Eskişehir’de zor günlerin yaşandığı dönemdi. Düzenli ordu İnönü savaşından sonra  Sakarya  ırmağı boyunca yeni bir savunma hattı oluşturmuştu ama Eskişehir  işgal altındaydı.
    Seyitgazi-Afyon arasında  yerleştirilen  Yunan “özel görev kolordusuna”  Prens Andrew kumanda ediyordu.

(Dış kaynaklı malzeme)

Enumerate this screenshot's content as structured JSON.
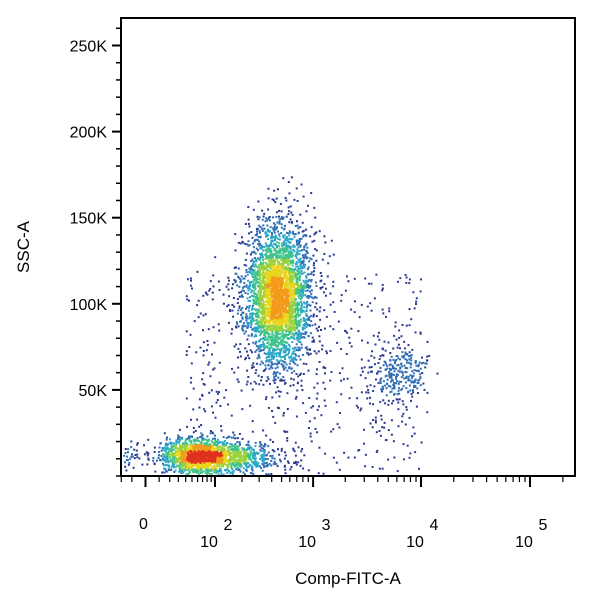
{
  "chart_data": {
    "type": "scatter",
    "subtype": "density-dot-plot",
    "xlabel": "Comp-FITC-A",
    "ylabel": "SSC-A",
    "x_scale": "biexponential",
    "y_scale": "linear",
    "ylim": [
      0,
      262144
    ],
    "y_ticks": [
      {
        "value": 50000,
        "label": "50K"
      },
      {
        "value": 100000,
        "label": "100K"
      },
      {
        "value": 150000,
        "label": "150K"
      },
      {
        "value": 200000,
        "label": "200K"
      },
      {
        "value": 250000,
        "label": "250K"
      }
    ],
    "x_ticks": [
      {
        "value": 0,
        "label": "0",
        "exp": ""
      },
      {
        "value": 100,
        "label": "10",
        "exp": "2"
      },
      {
        "value": 1000,
        "label": "10",
        "exp": "3"
      },
      {
        "value": 10000,
        "label": "10",
        "exp": "4"
      },
      {
        "value": 100000,
        "label": "10",
        "exp": "5"
      }
    ],
    "grid": false,
    "legend": "none",
    "colormap": [
      "#2b3a8f",
      "#2f6db5",
      "#2aa6c8",
      "#3ec48a",
      "#9ad13c",
      "#e9d51c",
      "#f39a1a",
      "#e0301e"
    ],
    "populations": [
      {
        "name": "",
        "fitc_center": 80,
        "ssc_center": 12000,
        "fitc_spread_decades": 0.35,
        "ssc_sd": 5000,
        "count": 1900
      },
      {
        "name": "",
        "fitc_center": 450,
        "ssc_center": 105000,
        "fitc_spread_decades": 0.16,
        "ssc_sd": 21000,
        "count": 3200
      },
      {
        "name": "",
        "fitc_center": 6000,
        "ssc_center": 60000,
        "fitc_spread_decades": 0.14,
        "ssc_sd": 10000,
        "count": 260
      }
    ]
  }
}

Kolordunun görevi Afyon-Uşak cephesi ya da Sundiken dağları ile Türkmen dağları arasında Porsuk çayı boyunca cephelere kritik zamanda destek olmaktı.
    Tarihçiler  Roma ordusu’nun hücumda ve savunmada usta olduğunu, Osmanlı ordusunun  kuşatma ve hücumda usta olduğunu ama  çekilmeyi bilmediğini  söylerler.
    Roma ve Osmanlı ordularının bu özelliklerini İlber Ortaylı  birçok vesileyle paylaşmıştır.

Yunan genel kurmayı ciddiye almıyor
Birinci ve İkinci İnönü Savaşı sonrasında Sakarya kıyılarına düzenli  çekilmenin   stratejik, taktik ve uygulamasının tam bir kurmay aklına dayalı olduğunu ilk fark eden Prens Andew  oluyor. Yunan genel kurmayına gözlemlerini aktarıyor; ama dikkate alınmıyor.
    Yunan genel kurmayı, “ Kuruluşundan beri düzenli çekilmeyi bilmeyen, başarısızlık olursa  dağılan Osmanlı ordusu geleneğini Mustafa Kemal’ın düzenli orduları da yapamaz. Bu bir çözülme sürecinin  başlangıcıdır” düşüncesindedir.
    Bu konularda ayrıntı bilgisine erişmek isteyenler Prens Andrew’in “Felakete Doğru” kitabını okumalı.

Gelenek taassubuna esir  olmamak
Mustafa Kemal ve arkadaşları Osmanlı ordusunun yetiştirdiği kurmaylardır, ama  “zamanın ruhunu” okumasını öğrenmişlerdir: Jeo-ekonomik, jeo- politik ve jeo- stratejik gelişmeleri yakından izliyorlar. Dönemin devlet ve hükümet yönetimlerinin bakış açılarını, hedeflerini, çatışma, uzlaşma ve işbirliklerini değerlendiriyorlar. Gücü yaratan iç ve dış koşulların neler olduğunu, nasıl geliştiklerini gözlüyorlar. Hepsinden önemlisi de “hayatta eli boş dönülmeyen tek yolculuk olan kendi içimize yaptığımız yolculuğu” başarabilecek özgüvene sahipler. O nedenle içinden çıktıkları ordunun da zayif ve güçlü yanlarını sorguluyorlar.
    Mustafa Kemal ve arkadaşlarının çok belirgin özellikleri “gelenek taassubunun” esiri olmamak.

Tarihi incelemenin asıl önemli yanı
Bugün 29 Ağustos... Gece sabaha karşı  topların çelik ağızlarının çaldığı “hücum marşının” bütün dünyaya duyurulduğu an. Toplumun geçmişteki yenilgilerini kavramak, zaferleri kutlamak önemli. Geçmişi  tek yönlü abartarak asıl çıkarılması gereken dersten uzaklaşılmamalı.
    Kurtuluş Savaşı’ndan çıkaracağımız asıl ders, ırk, inanç ve gelenek kolaycılığını aşan kavrayıcılığıdır.
    Mevlana’ının uyarısını anımsayalım: “İki yol ver her insanının önünde/ Kolayını arar gelenekte, dininde./ İçine yolculuk yaparsa eğer/ Farklı yollar bulacaktır derinde…”
    29 Ağustos’da gece sabaha karşı  başlayan, 9 Eylül’de İzmir’e ulaşan başarının ardındaki  geliştirici olmayan ve yarar üretmeyen gelenekleri sorgulama özgüveni üzerinde düşünmeliyiz…Sadece askeri alanda değil, günlük yaşamın her alanında bu dersten yararlanmalıyız.